It is always the best policy to speak the truth, unless, of course, you are an exceptionally good liar.
Jerome K. Jerome
Jerome K(lapka) Jerome (1859-1927) spent the majority of his creative life writing for the stage, with which he was associated for over 50 years, but it is for a classic work of English humour that he is now remembered. 'Three Men in a Boat', and the sequel, 'Three Men on the Bummel' have an enduring popularity.
Novelist, essayist, humourist and playwright, Jerome Klapka Jerome was born in Walsall, Staffordshire in 1859. His father, Jerome Clapp Jerome was a qualified architect, and his mother, Marguerite Jones, was the daughter of a Swansea solicitor. His middle name was derived from George Klapka, an Hungarian exile, and friend of the family.
Owing to bad investments in the local mining industry, the family suffered poverty, and debt collectors often visited, an experience Jerome described vividly in his autobiography My Life and Times (1926). The family moved to London and lived in Poplar, where his father set up as an ironmonger. The young Jerome attended St Marylebone Grammar School. He wished to go into politics or be a man of letters, but the death of his father when he was thirteen, and that of his mother two years later, forced him to quit his studies and find work to support himself.

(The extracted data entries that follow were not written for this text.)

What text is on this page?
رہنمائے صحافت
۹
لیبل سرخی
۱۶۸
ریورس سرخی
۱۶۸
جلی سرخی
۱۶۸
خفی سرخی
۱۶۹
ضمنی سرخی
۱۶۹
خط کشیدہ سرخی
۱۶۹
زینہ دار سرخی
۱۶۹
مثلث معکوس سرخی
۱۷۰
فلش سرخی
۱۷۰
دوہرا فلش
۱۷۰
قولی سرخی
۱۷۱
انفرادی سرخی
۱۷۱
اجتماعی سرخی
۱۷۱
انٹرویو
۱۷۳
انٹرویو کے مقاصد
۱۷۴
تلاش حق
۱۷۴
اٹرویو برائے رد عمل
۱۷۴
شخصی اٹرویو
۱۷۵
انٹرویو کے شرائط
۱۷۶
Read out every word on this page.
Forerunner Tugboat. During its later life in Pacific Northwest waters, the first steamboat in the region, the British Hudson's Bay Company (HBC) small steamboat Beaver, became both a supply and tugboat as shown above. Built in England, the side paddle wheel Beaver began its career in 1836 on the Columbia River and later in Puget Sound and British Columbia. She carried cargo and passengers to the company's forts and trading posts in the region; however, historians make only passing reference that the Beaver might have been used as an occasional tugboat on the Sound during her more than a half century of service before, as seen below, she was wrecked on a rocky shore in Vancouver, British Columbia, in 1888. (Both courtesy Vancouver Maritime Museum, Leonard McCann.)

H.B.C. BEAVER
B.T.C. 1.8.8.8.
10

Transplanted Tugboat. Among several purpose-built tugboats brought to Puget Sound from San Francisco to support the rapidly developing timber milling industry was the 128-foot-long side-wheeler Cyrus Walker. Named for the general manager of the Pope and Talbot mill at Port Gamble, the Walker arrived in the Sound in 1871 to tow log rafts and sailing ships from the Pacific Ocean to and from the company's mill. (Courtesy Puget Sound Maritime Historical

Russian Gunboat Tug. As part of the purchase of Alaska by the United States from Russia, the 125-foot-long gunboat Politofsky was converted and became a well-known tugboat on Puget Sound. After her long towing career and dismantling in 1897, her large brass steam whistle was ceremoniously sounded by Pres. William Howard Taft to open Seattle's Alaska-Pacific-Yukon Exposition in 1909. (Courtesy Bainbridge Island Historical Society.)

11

He was employed at the London and North Western Railway for four years, initially collecting coal that fell along the tracks, but later working as a clerk at Euston Railway Station. After that he tried acting, teaching and journalism, but by the time he reached his mid-twenties, he was completely broke. His first books to be published were On the Stage and Off (1885) and Idle Thoughts of an Idle Fellow (1886). In 1888 at the age of 29, he married Georgina Henrietta Stanley Marris. They spent their honeymoon by the Thames and on his return, Jerome began to write his most famous novel, Three Men in a Boat (1889). It was an instant success and made him a wealthy man. The sequel, Three Men on the Bummel (1900), took the same characters on a cycling tour of Europe.
In February 1927 he returned to his birthplace to be conferred with the honour of the Borough of Walsall. A few months later on the 14 June he died of a stroke.